Infusing fraternité (non-gendered familial comradery?) with animism in the economic realm could result in more considerate and less exploitive behavior with regard to other creatures and natural features, that they are recognized as fellow citizens of this planet as well as legal persons and that they have a stake in thriving in a sustainable natural economy. Humans would return to something more in harmony with the natural order of things and no longer see ourselves as completely entitled to everything we want, no matter what effect it has on anyone else. We would have to communicate with and treat with the other terrestrial intelligences on this planet.
So these are ideas to kick around as foundational as we pursue necessary practical strategies such as renewable energy, lowering our carbon footprint, ending military pollution, and so on.
Humans: Rouge Species or Lemmings and Zombie Ants?
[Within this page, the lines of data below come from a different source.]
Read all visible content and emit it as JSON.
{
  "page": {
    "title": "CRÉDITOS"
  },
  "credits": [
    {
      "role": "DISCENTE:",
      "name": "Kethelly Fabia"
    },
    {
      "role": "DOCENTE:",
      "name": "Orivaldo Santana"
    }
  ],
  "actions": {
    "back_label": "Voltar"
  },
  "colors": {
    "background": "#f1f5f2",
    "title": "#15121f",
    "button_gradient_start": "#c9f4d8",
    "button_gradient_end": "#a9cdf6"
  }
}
Right now, it’s as if humanity acts on the rest of the Earth’s species just as the U.S. acts on the rest of the countries of the world: greedy, grabby, exploitive, entitled, endlessly destructive, and heedless of consequence. A rogue nation and a rogue species if ever there was one.
While everyone alive right now (especially in “developed” countries) must take individual actions to decrease complicity and perpetuation of climate change, the elders, thinkers, inventors of this world who are working on solutions to climate catastrophe (such as the folk who present at Bioneers conferences) need to quit patting themselves on the back as elite “thought leaders” (as so many do) and spend much more time in the trenches with young people such as Greta Thunberg. Pass on what you know. Get the kids access to conventions, forums, the United Nations, and executive board rooms. Use your own privilege to grant them as much access as possible to other thought-leaders, policy-makers, Use your platform to get their voices to the general public. (And make sure it’s not just white, cis kids either, okay?)
And in turn, each young person alive today could in turn represent a bee colony, a flower species, a forest, a mountain, or a stream, and as their representative give them a voice in conventions, forums, the United Nations…
Meanwhile, someone teach these kids how to make fire without a match, please. They may need this where we’re going.